Published online by Cambridge University Press: 05 September 2015
The nineteenth century was a time of great change in Europe and America. Agricultural reforms ensured a steady food supply, and improvements in public hygiene decreased fatalities from contagious diseases such as cholera. The population of Europe increased from about 140 to 420 million people between 1750 and 1900, with many congregated in the new urban centers. The dramatic expansion of industry led to a general increase in wealth, although the insecurities of the capitalist state (with periods of boom followed by periods of economic downturn) led some to question a system in which most of the wealth was owned by a privileged few and to look to alternative political systems such as socialism and communism. New developments in transportation and communication saw the spread of modern road networks, railways, canals, ocean lines, and telegraph and postal systems (Jansz, 2004).
The nineteenth century witnessed the growth and increasing political strength of the middle class, whose long struggle to attain voting rights eventually bore fruit, although throughout most of the nineteenth century real political control remained in the hands of the conservative aristocracy. In the reactionary period following the Napoleonic wars in Europe, which ended with Napoleon's defeat at the battle of Waterloo in 1815, naturalistic approaches to psychology were repressed through censorship and the secret police. Nobody who promoted such views could hold a professorship in Europe and America in the early half of the century, and in the years immediately following 1815, advocacy of such views was punishable by imprisonment in some parts of Europe (Reed, 1997).

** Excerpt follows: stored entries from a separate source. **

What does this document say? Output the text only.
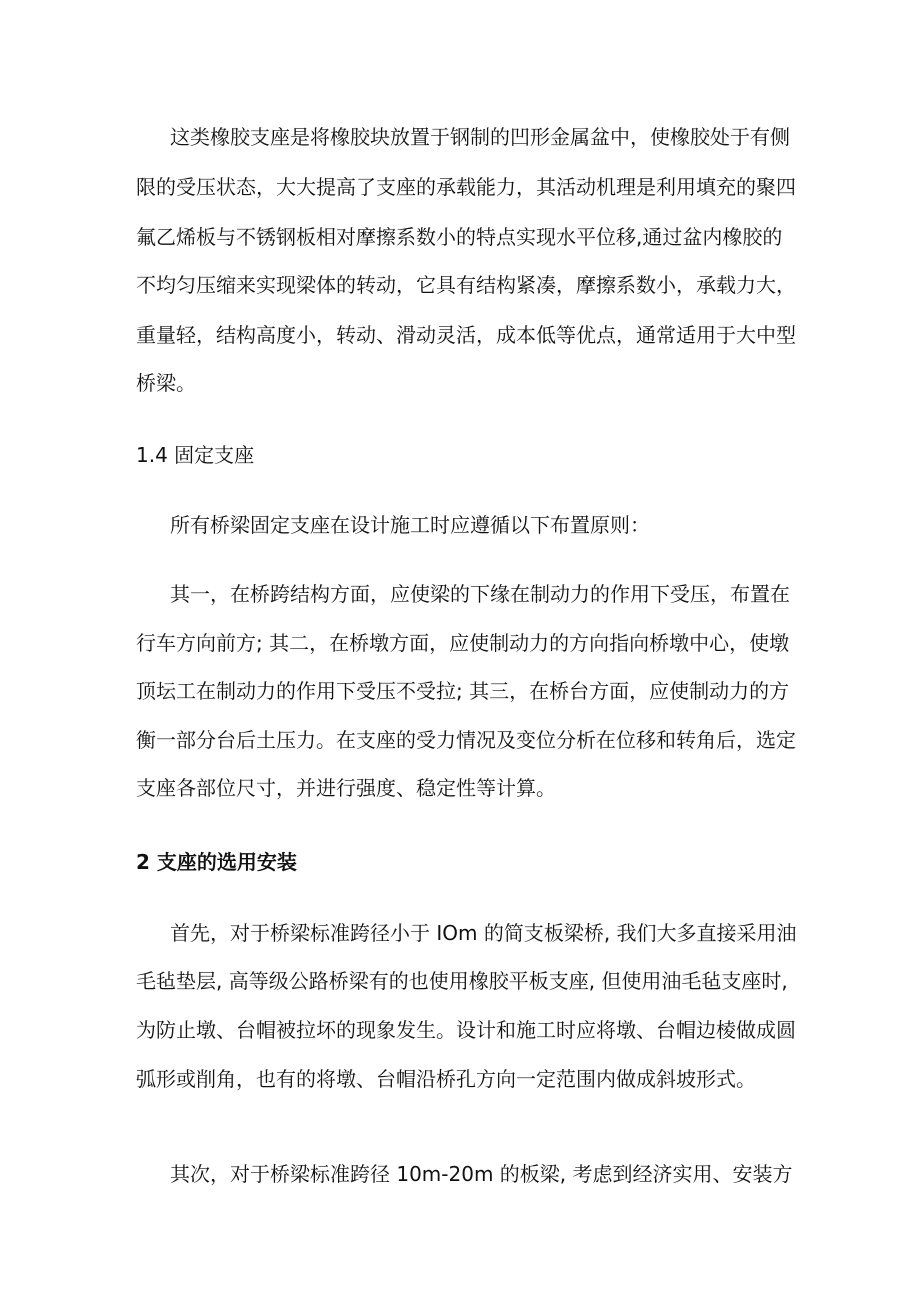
这类橡胶支座是将橡胶块放置于钢制的凹形金属盆中，使橡胶处于有侧

限的受压状态，大大提高了支座的承载能力，其活动机理是利用填充的聚四

氟乙烯板与不锈钢板相对摩擦系数小的特点实现水平位移,通过盆内橡胶的

不均匀压缩来实现梁体的转动，它具有结构紧凑，摩擦系数小，承载力大，

重量轻，结构高度小，转动、滑动灵活，成本低等优点，通常适用于大中型

桥梁。

1.4 固定支座

所有桥梁固定支座在设计施工时应遵循以下布置原则：

其一，在桥跨结构方面，应使梁的下缘在制动力的作用下受压，布置在

行车方向前方; 其二，在桥墩方面，应使制动力的方向指向桥墩中心，使墩

顶坛工在制动力的作用下受压不受拉; 其三，在桥台方面，应使制动力的方

衡一部分台后土压力。在支座的受力情况及变位分析在位移和转角后，选定

支座各部位尺寸，并进行强度、稳定性等计算。

2 支座的选用安装

首先，对于桥梁标准跨径小于 IOm 的简支板梁桥, 我们大多直接采用油

毛毡垫层, 高等级公路桥梁有的也使用橡胶平板支座, 但使用油毛毡支座时,

为防止墩、台帽被拉坏的现象发生。设计和施工时应将墩、台帽边棱做成圆

弧形或削角，也有的将墩、台帽沿桥孔方向一定范围内做成斜坡形式。

其次，对于桥梁标准跨径 10m-20m 的板梁, 考虑到经济实用、安装方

As noted earlier, Joseph Priestley (1733–1804) was hounded out of Britain for his promotion of Hartley's associationist psychology as materialist psychology. Erasmus Darwin (1731–1802), the grandfather of Charles Darwin (1809–1882), who developed an early naturalistic evolutionary theory in Zoonomia (1794–1796), found his work suppressed. One of Darwin's followers, the British surgeon William Lawrence (1783–1867), published his theory that insanity is a neurophysiological disorder in Lectures on Physiology, Zoology and the Natural History of Man (1819). The medical establishment forced him to withdraw his book, and he lost his lectureship at the Royal College of Surgeons (Reed, 1997).